Par ailleurs, afin d'encadrer le développement de l'IA dans le sens que nous voulons, nous négocions un règlement sur l'IA au sein de l'Union européenne.

L'UE est la première démocratie au monde à vouloir un tel cadre. Je ne vais pas rentrer dans le détail mais l'UE va fixer les usages pour lesquels l'IA va être interdite, par exemple la surveillance.

Est-ce les politiques ont pris la mesure des conséquences du RGPD, et de l'obstacle légal très fort qu'il représente dans les transferts de données avec les Etats-Unis ?

On fête les cinq ans du RGPD. Il a été un acte politique très fort, consistant à dire que le plus grand marché et la plus grande démocratie du monde comptait faire respecter un certain nombre de principes, en particulier le respect de la vie privée des données personnelles.

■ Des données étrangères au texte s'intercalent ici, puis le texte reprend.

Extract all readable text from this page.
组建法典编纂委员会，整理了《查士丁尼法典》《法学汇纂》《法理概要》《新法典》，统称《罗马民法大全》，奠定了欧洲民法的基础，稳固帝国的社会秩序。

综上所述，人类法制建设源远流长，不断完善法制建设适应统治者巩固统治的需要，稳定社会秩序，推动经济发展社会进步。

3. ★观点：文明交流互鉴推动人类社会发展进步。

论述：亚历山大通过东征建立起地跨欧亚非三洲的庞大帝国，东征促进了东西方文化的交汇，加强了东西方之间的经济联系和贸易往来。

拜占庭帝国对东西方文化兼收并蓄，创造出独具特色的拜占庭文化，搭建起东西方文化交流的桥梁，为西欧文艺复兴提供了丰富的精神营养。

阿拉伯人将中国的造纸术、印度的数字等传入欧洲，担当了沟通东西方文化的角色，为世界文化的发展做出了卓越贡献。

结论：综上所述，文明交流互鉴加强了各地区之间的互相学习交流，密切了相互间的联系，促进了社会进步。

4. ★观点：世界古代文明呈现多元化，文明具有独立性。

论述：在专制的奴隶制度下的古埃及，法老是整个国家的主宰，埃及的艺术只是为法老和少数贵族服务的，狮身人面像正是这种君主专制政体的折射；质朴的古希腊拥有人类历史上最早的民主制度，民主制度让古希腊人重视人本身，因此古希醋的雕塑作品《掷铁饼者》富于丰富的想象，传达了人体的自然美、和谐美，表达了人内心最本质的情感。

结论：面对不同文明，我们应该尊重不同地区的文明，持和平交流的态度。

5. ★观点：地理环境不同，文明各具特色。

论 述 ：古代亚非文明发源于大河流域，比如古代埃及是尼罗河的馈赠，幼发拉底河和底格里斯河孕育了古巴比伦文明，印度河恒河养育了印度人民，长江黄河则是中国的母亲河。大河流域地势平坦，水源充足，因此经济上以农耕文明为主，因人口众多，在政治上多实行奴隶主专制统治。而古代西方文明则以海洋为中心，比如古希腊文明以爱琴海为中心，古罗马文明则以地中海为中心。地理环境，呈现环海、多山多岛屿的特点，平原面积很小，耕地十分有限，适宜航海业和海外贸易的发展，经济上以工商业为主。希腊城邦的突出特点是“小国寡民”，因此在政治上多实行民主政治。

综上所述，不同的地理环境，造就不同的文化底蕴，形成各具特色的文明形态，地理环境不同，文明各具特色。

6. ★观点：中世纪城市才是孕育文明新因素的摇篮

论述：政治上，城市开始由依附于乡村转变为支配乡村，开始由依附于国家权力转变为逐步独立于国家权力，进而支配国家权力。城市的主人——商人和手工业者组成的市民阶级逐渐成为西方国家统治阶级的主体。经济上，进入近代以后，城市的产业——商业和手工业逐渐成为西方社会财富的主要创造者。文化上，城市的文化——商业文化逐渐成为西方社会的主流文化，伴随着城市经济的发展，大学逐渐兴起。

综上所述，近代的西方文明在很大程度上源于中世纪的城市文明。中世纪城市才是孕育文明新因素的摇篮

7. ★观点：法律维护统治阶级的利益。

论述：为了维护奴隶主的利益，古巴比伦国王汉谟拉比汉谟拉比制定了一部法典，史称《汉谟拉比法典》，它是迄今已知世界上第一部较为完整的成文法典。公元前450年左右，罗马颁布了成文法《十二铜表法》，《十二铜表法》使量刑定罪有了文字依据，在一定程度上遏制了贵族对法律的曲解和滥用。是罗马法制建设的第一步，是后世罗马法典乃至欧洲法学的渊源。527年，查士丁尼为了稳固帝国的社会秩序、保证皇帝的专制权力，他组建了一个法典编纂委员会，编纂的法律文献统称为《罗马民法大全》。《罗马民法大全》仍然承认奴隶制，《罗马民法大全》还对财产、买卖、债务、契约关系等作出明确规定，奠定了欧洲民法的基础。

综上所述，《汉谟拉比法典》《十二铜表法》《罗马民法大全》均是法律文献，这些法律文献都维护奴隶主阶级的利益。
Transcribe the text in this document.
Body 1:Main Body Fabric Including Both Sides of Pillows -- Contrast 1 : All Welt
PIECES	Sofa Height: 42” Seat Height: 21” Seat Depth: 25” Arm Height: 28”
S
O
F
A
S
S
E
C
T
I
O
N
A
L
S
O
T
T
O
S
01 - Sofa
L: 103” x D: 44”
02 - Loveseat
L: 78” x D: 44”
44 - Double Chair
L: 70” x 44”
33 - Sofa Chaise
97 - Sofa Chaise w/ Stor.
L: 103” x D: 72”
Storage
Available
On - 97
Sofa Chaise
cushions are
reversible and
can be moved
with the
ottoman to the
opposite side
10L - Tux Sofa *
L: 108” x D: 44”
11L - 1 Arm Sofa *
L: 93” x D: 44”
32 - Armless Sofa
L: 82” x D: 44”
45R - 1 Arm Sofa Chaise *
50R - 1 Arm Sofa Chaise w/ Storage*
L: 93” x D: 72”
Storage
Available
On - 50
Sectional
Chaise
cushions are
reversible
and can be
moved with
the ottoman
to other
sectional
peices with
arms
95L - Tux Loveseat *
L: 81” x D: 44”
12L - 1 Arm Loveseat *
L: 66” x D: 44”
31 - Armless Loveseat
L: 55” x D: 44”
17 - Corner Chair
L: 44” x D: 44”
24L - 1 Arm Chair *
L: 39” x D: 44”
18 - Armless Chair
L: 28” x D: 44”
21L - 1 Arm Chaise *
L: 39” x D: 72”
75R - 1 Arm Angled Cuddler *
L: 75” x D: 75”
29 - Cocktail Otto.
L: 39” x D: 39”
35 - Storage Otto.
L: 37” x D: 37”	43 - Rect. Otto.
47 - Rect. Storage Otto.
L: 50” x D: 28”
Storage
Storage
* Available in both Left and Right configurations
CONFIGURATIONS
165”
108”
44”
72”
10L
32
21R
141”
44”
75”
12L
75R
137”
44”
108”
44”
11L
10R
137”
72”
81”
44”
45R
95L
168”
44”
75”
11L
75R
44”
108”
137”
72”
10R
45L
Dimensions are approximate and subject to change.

On peut faire quelques reproches au RGPD, mais il constitue la première législation de ce type. Le monde d'il y a cinq ans ne ressemble plus au monde d'aujourd'hui.

Il y aura certainement à revenir sur certaines dimensions, sans transiger sur nos principes, nos valeurs.

Dans le domaine numérique, il y en a deux : le respect des données personnelles d'un côté, et de l'autre, celui de la concurrence saine et équitable.